The ending of school years and the beginning of third level education is part of the transition from childhood to adulthood.
Although those starting life at university are legally adults, many do not have the maturity implied by that status. For most students, the beginning of the first term at university will be their first experience of living for a protracted period away from home, away from the constraints of family and neighbours and the discipline that home life necessarily entails.
Armed with their grants, student loans and work earnings, the young people are suddenly independent for the first time in their lives. They must learn to budget and cook for themselves and they have to cope with a new way of study, where there is no compulsion to turn up every day in a lecture theatre or tutorial. Most students adapt quickly to the new demands of living and studying and enjoy their university lives without causing any problem to anyone.
However, as statistics in this newspaper yesterday revealed, there are others who abuse their new found freedom. Since the start of the university
term in September, almost 200 students from Queen’s University and the University of Ulster have been disciplined for anti-social behaviour. A particular hot-spot for student misbehaviour is the Holylands area of south Belfast where hundreds of students are congregated in privately-rented accommodation. The universities will concede that the unruly element among the students — and the problem seems particularly acute among this year’s freshers — cause great annoyance and not inconsiderable damage in the area.
The few remaining residents have to put up with drunken and lewd behaviour, noisy house parties, and abuse. It has got to the stage where residents
have little tolerance even of the well-behaved students. Both universities have been active for several years in attempting to combat the problem of unruly students.
They work closely with Belfast City Council and the PSNI and the introduction of community wardens has led to a 40% reduction in anti-social behaviour. As well as this pro-active initiative, the universities also operate a strict disciplinary code, involving verbal and written warnings, fines and, ultimately, expulsion for repeated offenders.
Students may feel that they are only indulging in the natural high jinks of youth, but there is little doubt that they often go too far, especially if fuelled
by drink. With no parental or neighbourhood supervision and the ease of obtaining alcohol, there will always be the temptation for young people to over-indulge. However, they should realise that what may seem like fun at the time can have very serious long-term consequences.
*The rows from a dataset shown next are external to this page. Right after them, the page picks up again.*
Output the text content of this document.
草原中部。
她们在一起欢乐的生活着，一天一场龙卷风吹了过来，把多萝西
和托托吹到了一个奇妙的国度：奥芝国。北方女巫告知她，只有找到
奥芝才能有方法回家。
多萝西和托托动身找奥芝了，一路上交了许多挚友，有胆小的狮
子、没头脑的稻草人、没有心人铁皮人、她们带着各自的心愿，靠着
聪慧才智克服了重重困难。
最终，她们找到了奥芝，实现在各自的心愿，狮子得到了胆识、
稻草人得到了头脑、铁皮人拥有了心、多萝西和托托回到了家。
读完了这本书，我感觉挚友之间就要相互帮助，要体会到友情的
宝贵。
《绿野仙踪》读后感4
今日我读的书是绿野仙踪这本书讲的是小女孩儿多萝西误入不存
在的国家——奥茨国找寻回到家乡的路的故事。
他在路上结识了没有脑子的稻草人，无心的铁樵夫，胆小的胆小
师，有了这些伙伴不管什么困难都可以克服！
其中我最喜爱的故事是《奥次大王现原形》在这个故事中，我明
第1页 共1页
There have been instances of students having to abandon their chosen university course and career because their behaviour led to them gaining a criminal record. That can also have implications if they want to travel to countries like the United States, the traditional summer bolt-hole for students.
While no-one wants to curb the exuberance of youth, students must realise that certain standards of behaviour are expected of them. When they live off-campus, they should respect the long-term residents of their community.
These people have to put up with a different influx of students every year and deserve to live in peace. University officers and student union representatives must emphasise to students what is acceptable behaviour and the consequences if they overstep the mark.